TBTC Study Sites and Partner Institutions 2010-2020
The infrastructure of the TB Trials Consortium includes:
- A network of clinical sites worldwide whose principal investigators are recognized experts in tuberculosis treatment and prevention
- Experienced clinical coordinators and outreach workers at each of the funded sites
- Extensive communications systems, including biannual conferences
- Close and collaborative relationships with local TB control programs to facilitate the recruitment and management of trial patients
- An expert Data & Safety Monitoring Board, which reviews active protocols
- Coordination with the CDC IRB and local IRBs, and support for a CDC-based Central IRB process
- A Data and Coordinating Center at the Centers for Disease Control and Prevention (CDC) in Atlanta
- Cooperative relationships with key manufacturers of TB drugs
- Support for monitoring, training, and protocol development from a leading international contract research organization
- Laboratory support from the national reference laboratory housed in the Mycobacteriology Laboratory Branch at CDC
TBTC clinical trials have enrolled more than 12,000 patients and volunteers over the past 15 years. The consortium's annual operating budget is approximately $11,000,000.00. Confronting the many challenges to the successful development of new TB drugs and treatment regimens, the TBTC looks forward with optimism. The late pipeline of new anti-TB drug candidates is the most promising in 40 years, and advances in TB clinical trials science have fostered the progress of these agents. With commitment and support from CDC, the TBTC provides a unique resource for these clinical studies, and will continue to play an important role in improving TB treatment, prevention and control. Currently the TBTC is concluding a study of an innovative ultra-short-course treatment for latent tuberculosis infection (i.e., TB preventive therapy, results expected in mid-2011), and has begun its first clinical trial in patients with multidrug-resistant TB.
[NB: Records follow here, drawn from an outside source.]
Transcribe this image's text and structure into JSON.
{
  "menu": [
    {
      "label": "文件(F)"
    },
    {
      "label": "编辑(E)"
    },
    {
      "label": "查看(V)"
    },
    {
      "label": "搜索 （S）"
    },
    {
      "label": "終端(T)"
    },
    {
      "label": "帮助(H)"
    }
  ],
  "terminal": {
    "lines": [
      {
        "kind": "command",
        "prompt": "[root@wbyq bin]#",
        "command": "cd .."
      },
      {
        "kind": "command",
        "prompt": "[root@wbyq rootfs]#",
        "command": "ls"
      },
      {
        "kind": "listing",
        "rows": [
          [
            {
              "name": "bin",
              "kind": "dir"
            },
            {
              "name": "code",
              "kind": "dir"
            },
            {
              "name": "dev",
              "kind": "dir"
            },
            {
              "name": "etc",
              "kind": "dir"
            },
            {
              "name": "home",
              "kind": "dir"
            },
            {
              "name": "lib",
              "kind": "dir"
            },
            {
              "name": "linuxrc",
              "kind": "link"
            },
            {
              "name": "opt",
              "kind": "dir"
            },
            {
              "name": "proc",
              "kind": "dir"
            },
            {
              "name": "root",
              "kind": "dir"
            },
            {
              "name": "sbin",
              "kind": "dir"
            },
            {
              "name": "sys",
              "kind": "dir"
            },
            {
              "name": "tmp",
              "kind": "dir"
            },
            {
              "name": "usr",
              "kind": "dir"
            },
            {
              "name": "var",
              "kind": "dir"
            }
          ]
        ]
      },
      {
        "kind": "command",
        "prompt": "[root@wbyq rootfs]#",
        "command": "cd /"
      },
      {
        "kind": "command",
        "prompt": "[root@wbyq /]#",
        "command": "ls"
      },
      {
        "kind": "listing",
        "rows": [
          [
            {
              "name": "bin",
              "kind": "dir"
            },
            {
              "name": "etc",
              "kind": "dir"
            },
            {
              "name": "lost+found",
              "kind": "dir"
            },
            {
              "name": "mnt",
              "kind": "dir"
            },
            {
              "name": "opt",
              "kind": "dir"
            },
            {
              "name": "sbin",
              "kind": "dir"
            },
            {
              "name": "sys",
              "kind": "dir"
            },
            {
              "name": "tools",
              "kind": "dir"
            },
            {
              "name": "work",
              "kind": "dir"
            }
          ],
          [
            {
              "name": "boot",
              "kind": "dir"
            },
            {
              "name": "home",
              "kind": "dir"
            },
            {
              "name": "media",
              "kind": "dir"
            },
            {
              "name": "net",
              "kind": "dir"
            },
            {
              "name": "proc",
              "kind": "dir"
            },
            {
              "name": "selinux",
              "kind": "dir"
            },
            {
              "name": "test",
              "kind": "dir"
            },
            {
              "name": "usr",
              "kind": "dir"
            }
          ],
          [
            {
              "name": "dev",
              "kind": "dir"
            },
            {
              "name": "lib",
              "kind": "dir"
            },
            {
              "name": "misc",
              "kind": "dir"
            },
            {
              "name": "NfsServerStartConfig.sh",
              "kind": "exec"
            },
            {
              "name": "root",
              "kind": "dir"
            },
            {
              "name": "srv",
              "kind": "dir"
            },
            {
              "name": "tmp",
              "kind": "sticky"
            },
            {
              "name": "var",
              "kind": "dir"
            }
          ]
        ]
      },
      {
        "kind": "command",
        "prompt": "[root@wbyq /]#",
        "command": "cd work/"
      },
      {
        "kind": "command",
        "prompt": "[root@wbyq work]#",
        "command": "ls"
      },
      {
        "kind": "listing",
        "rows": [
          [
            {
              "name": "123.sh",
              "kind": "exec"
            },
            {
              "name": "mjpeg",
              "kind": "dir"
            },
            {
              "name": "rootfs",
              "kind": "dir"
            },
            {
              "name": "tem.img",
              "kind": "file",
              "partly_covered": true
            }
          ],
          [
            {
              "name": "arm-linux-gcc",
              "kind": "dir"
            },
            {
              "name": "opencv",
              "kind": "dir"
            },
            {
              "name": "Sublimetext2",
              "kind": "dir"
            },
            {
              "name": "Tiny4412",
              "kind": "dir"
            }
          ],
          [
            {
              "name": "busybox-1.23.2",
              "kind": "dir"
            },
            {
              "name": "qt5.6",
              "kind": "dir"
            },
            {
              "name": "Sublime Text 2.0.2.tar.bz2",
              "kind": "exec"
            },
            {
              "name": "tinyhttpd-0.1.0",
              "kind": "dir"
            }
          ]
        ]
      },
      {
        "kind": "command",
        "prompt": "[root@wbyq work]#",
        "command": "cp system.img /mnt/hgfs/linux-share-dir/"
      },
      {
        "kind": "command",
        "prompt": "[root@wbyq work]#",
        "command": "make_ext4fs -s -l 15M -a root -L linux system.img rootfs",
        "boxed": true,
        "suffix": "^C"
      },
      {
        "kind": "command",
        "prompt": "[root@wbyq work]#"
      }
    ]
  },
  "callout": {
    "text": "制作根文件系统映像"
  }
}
Developing new TB treatment and prevention strategies depends upon collaboration among academic, private sector and government researchers and non-governmental organizations. CDC works closely with such organizations as the Food and Drug Administration, the National Institutes of Health (NIH) National Institute of Allergy and Infectious Diseases (NIAID), the Global Alliance for TB Drug Development (TB Alliance), the Foundation for Innovative New Diagnostics (FIND), the Johns Hopkins Center for Tuberculosis Research, the TB Research Unit at Case Western Reserve University, commercial drug manufacturers, and others within and outside the United States.